Des scientifiques biopirates entre le Nord et le Sud


Phyllomedusa bicolor

Avons-nous conscience dans notre Nord confortable et douillet où les laboratoires rivalisent d’ingéniosité pour soigner nos moindres bobos que nous sommes complices, sans le savoir, de pratiques indignes de piratage des savoirs autochtones des populations tropicales ?

L’anthropologue brésilienne Manuela Carneiro da Cunha, titulaire de la chaire annuelle (2011-2011) « Savoirs contre pauvreté » au Collège de France, à Paris, raconte dans Sciences & Avenir (décembre 2012) comment il est difficile de mettre en place des partenariats avec les populations autochtones afin de reconnaître leurs apports à la « modernité » actuelle.

 Les six cents Indiens Katukina du Brésil (Etat de l’Acre, à l’ouest de l’Amazonie) demandent en 2003 l’intervention de la ministre de l’Environnement, Marina Silva, « pour être protégés d’un cas de piratage ». Les Indiens chassent alors un amphibien arboricole (Phyllomedusa bicolor) dont les sécrétions sont utilisées en applications cutanées pour supprimer des sensations de faim et de fatigue tout en accroissant l’acuité visuelle.
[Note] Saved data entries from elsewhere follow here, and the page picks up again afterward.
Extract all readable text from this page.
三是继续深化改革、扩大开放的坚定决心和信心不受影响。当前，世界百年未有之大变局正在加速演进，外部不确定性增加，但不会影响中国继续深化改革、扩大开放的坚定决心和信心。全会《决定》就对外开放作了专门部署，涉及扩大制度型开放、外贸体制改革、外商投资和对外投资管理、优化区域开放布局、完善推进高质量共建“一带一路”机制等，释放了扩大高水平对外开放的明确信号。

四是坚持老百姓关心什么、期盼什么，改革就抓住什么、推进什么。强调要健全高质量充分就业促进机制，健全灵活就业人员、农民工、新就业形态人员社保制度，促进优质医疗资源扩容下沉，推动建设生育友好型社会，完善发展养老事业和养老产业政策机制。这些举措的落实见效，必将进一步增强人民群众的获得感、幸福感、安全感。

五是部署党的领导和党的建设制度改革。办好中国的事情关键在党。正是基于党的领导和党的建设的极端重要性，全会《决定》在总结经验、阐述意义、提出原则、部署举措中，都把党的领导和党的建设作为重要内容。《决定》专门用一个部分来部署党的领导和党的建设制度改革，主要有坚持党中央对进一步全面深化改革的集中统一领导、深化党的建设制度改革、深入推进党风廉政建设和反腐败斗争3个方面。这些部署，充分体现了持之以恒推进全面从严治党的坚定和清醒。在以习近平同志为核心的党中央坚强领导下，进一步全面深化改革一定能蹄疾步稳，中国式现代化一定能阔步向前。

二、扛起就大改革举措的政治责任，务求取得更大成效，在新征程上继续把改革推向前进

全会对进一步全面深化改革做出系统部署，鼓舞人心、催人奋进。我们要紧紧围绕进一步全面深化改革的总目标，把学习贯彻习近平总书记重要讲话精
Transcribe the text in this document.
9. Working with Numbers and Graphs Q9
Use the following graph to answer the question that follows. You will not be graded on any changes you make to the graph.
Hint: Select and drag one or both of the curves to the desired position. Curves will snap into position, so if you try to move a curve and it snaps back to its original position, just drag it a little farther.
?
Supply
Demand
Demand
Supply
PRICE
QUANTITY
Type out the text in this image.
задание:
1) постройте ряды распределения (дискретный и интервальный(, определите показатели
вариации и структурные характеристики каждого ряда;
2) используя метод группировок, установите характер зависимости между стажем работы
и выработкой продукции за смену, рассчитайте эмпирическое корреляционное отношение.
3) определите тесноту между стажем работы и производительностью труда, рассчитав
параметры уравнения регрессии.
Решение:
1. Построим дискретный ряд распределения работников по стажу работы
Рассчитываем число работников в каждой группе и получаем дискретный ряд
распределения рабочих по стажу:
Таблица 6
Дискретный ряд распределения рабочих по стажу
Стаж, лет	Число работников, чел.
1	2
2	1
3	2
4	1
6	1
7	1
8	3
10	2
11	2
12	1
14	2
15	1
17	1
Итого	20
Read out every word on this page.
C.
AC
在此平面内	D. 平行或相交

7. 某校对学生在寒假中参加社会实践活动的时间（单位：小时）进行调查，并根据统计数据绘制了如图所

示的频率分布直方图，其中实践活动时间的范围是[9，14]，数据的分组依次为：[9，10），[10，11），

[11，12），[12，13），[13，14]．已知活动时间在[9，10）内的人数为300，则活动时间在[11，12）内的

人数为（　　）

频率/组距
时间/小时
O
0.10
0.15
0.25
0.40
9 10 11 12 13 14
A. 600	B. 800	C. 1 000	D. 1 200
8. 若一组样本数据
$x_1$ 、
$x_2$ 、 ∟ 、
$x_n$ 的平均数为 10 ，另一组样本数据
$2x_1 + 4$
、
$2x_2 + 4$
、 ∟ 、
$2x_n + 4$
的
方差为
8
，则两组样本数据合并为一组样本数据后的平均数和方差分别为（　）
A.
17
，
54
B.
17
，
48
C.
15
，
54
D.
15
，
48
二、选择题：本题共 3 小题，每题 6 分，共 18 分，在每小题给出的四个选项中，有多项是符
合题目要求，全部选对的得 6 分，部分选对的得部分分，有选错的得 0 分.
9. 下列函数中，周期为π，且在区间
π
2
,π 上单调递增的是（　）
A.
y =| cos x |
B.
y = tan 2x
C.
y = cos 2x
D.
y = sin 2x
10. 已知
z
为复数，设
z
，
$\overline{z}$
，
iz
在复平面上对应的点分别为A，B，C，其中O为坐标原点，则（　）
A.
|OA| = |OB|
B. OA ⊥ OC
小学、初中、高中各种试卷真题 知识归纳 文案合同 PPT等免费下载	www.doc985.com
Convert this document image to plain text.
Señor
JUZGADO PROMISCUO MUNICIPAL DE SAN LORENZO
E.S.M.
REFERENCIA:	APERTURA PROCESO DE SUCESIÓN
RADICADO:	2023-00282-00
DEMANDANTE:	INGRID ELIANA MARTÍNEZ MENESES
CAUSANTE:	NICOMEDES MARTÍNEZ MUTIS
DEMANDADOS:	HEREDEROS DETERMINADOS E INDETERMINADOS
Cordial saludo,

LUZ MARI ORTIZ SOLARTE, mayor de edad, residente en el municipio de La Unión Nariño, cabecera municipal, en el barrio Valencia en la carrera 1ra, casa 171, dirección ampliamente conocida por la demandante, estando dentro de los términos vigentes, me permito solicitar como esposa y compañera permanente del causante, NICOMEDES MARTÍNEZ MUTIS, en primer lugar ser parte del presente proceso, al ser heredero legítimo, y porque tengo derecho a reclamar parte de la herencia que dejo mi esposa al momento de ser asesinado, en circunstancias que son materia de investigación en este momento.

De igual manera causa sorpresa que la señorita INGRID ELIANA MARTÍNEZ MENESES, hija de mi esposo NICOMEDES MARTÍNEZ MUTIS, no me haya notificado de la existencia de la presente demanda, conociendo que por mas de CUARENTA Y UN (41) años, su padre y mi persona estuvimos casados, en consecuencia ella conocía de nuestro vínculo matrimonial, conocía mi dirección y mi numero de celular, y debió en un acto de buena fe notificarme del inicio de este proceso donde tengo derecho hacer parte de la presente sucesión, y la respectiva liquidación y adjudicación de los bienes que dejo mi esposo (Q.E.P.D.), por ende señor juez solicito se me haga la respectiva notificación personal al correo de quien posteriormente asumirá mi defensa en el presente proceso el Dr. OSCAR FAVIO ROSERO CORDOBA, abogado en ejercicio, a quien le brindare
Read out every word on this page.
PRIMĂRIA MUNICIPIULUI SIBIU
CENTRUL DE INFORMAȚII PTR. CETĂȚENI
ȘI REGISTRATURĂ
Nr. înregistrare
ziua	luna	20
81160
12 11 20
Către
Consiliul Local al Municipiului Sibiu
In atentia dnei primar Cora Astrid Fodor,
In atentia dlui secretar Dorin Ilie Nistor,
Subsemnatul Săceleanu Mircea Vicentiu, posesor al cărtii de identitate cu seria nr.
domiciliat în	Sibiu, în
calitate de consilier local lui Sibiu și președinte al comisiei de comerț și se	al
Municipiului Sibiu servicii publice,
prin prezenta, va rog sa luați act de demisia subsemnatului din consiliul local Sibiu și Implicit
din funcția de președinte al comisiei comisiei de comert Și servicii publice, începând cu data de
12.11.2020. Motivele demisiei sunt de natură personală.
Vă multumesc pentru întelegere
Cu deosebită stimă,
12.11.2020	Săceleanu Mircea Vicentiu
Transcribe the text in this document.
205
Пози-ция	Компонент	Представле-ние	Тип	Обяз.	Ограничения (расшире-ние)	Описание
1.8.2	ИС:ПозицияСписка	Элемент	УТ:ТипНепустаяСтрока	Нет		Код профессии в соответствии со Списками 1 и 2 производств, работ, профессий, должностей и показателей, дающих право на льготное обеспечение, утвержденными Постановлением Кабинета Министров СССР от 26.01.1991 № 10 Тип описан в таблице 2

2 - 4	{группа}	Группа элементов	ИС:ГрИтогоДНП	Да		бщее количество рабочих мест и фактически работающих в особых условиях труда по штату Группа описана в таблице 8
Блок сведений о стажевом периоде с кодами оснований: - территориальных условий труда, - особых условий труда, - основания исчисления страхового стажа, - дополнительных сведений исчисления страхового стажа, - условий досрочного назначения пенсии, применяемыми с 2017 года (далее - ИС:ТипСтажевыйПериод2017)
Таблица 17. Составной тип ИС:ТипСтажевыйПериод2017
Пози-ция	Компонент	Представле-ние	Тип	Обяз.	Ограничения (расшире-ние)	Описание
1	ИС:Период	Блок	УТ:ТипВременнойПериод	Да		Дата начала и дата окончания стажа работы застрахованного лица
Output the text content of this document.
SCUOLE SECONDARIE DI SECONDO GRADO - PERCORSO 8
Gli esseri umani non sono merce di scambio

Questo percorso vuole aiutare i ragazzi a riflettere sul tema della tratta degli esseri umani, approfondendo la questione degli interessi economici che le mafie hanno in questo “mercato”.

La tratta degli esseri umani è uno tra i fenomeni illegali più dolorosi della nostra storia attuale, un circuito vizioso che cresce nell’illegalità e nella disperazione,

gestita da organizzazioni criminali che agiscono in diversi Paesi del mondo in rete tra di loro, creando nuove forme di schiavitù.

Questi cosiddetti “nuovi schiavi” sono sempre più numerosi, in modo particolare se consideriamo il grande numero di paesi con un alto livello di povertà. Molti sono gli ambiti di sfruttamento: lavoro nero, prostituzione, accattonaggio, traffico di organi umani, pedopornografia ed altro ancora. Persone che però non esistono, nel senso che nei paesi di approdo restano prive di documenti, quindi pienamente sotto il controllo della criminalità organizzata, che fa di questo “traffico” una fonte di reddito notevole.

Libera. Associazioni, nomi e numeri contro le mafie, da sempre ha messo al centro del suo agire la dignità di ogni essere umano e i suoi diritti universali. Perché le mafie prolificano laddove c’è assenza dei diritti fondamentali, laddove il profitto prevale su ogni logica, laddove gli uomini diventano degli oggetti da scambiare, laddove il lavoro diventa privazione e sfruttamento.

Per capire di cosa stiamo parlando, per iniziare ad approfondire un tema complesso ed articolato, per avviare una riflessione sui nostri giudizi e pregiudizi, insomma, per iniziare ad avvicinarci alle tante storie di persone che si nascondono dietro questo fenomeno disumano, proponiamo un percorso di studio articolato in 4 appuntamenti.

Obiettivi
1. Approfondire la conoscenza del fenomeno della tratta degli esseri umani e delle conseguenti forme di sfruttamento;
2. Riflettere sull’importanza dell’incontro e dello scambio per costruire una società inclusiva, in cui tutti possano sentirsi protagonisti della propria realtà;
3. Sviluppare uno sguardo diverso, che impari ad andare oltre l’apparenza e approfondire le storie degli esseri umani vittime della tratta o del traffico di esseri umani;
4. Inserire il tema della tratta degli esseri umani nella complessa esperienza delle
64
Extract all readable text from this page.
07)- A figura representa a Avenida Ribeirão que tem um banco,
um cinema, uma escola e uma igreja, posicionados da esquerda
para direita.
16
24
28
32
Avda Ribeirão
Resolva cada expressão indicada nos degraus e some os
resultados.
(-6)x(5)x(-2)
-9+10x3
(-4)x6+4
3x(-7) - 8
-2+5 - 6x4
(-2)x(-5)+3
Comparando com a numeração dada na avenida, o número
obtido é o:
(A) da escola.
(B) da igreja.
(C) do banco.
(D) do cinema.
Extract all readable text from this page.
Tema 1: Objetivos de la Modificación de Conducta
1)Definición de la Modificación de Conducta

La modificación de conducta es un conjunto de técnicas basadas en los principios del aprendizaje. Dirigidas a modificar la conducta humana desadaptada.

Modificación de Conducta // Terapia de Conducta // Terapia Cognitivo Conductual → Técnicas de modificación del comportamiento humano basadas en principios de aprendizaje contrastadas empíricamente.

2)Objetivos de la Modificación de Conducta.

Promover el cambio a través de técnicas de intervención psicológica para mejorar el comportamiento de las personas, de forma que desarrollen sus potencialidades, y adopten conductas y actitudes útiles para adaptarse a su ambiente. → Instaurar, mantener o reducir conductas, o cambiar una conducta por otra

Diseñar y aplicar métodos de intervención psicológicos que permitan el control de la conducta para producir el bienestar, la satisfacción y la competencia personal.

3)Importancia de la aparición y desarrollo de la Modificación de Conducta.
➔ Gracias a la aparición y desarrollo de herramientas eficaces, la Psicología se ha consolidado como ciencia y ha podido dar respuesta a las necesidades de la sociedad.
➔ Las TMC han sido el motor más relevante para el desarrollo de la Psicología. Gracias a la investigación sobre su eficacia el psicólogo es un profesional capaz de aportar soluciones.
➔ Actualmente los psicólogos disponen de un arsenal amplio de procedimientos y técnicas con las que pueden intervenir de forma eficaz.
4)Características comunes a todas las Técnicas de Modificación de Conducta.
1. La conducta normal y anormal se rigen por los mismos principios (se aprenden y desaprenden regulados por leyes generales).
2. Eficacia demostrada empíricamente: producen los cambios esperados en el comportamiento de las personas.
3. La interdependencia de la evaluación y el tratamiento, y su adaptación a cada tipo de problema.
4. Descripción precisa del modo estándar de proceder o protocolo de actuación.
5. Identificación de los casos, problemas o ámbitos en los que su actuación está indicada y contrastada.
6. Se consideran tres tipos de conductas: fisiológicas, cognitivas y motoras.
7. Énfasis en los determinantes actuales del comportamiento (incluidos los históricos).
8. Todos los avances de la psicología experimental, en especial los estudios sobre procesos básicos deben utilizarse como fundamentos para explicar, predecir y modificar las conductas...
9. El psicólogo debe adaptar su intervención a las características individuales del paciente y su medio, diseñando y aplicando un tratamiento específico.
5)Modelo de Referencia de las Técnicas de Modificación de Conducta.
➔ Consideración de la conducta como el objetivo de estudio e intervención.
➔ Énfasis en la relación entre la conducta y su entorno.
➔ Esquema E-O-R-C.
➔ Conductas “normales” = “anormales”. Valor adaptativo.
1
Cette grenouille qu’on appelle le kampo a été décrite par le missionnaire Constantin Tastevin dans les années 1920.

Ce sont des groupes New Age qui diffusent dans les villes brésiliennes les « jus de grenouille verte » (ou sapoverde) sans l’accord  des Katukina.

Le gouvernement brésilien tente une médiation et la mise en place d’une « chaine de production industrielle reconnaissant l’apport des connaissances autochtones et aboutissant à une répartition équitable des bénéfices », explique Manuela Carneiro da Cunha. Mais c’est l’échec malgré toutes les précautions et les efforts de l’administration brésilienne. « Les scientifiques refusent de reconnaître aux Indiens leur apport intellectuel. »  Il y a là un cas de mépris à dénier aux Indiens le savoir produit avant que la science ne s’en empare.

Pourtant Manuela Carneiro da Cunha ne désarme pas. Elle rappelle que les Australiens sont parvenus à partager avec les Aborigènes du Territoire du Nord des techniques très efficaces de confinement des incendies. Raison de plus pour espérer une collaboration entre les chercheurs et les organisations aborigènes, qui a été encouragée par l’université des Nations unies qui siège à Tokyo. Ce savoir sur les incendies va être partagé avec d’autres pays comme la Tanzanie, le Kenya, le Brésil, la Bolivie, l’Equateur, le Venezuela.